Several Myspace users who switched to rival Facebook and stopped using Myspace got a shocking message from Myspace over the weekend.
"Your Photos are Back!" reads the subject line of the ominous marketing e-mail, before going on to promise/threaten "the good, the bad, and the what were you thinking."
Myspace insisted that the campaign should not be seen as a blackmail technique. A company spokesperson said that it is just an attempt by the company to reach out to an untold number of "current and past users" and "re-engage them through a personalized experience."
Analysts, however, maintain that it is nothing but a last-ditch attempt by Myspace to keep itself alive in the market. If you search "myspace" on Twitter, the results generally fall into two categories: lyrics from the song "Latch," by house duo Disclosure and riffs on the theme "Myspace still exists?"
Though a Web site called "Myspace" is still in existence but it has stopped doing all things that it did when people were using it in 2008.

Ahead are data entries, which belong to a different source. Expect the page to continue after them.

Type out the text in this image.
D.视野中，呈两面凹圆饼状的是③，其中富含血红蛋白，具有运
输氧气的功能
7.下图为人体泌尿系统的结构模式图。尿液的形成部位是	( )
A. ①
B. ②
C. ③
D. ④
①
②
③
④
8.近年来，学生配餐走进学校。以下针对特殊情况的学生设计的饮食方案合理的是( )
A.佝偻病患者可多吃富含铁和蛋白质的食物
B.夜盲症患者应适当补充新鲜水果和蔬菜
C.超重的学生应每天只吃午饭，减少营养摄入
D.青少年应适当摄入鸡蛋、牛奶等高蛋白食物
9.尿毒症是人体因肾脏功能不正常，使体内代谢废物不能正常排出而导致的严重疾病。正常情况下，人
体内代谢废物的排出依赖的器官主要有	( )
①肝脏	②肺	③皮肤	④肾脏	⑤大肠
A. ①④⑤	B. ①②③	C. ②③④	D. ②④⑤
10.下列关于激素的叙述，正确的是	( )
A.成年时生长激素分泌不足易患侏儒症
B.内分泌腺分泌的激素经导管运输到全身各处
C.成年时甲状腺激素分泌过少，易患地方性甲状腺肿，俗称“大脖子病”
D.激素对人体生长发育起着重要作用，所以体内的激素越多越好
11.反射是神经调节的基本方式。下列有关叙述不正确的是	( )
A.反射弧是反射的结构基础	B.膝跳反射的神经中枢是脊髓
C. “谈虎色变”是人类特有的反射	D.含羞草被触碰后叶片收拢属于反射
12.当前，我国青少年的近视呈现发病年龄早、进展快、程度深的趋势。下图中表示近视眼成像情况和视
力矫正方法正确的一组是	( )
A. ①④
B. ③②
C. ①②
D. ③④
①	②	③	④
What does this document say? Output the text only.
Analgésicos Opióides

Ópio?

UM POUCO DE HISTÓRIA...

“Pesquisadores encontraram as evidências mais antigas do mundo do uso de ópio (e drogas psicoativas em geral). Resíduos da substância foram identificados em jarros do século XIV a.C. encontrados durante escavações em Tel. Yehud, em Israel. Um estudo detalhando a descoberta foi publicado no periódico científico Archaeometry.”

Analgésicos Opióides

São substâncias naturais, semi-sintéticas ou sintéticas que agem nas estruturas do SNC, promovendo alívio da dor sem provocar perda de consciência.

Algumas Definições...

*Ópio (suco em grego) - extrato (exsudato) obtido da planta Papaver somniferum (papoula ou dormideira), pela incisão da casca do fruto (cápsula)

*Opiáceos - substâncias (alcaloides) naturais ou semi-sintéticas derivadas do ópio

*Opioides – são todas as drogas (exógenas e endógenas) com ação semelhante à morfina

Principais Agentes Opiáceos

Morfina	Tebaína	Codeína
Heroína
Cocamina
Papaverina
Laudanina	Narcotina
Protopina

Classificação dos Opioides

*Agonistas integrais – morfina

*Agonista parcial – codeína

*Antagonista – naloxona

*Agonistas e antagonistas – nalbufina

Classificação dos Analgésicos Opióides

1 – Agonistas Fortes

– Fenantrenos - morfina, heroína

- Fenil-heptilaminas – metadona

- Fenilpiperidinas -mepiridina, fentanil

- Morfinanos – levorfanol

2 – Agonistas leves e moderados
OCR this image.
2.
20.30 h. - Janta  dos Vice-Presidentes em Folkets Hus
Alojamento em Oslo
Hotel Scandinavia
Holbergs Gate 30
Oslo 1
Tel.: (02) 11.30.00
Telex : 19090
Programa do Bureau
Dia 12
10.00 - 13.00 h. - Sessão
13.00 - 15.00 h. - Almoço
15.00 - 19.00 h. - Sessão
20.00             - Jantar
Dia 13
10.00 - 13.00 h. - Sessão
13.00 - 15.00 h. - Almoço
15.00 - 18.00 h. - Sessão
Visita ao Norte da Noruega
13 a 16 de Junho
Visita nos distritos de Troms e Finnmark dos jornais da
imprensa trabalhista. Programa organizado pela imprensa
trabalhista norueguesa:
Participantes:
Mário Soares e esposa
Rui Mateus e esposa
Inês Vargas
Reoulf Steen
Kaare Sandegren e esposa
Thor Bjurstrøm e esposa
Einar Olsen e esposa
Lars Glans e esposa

In 2011, a Californian company called Specific Media bought the company and in 2013 Specific relaunched Myspace as a kind of streaming radio service/music news site/social network for music fans. The company invested $20 million for ad campaign of the new service.
The new Myspace encourages people to upload songs and videos. Shortly after the launch, the new site boasted a library of 2 million music videos and 52 million songs, organized into user- and artist-curated playlists.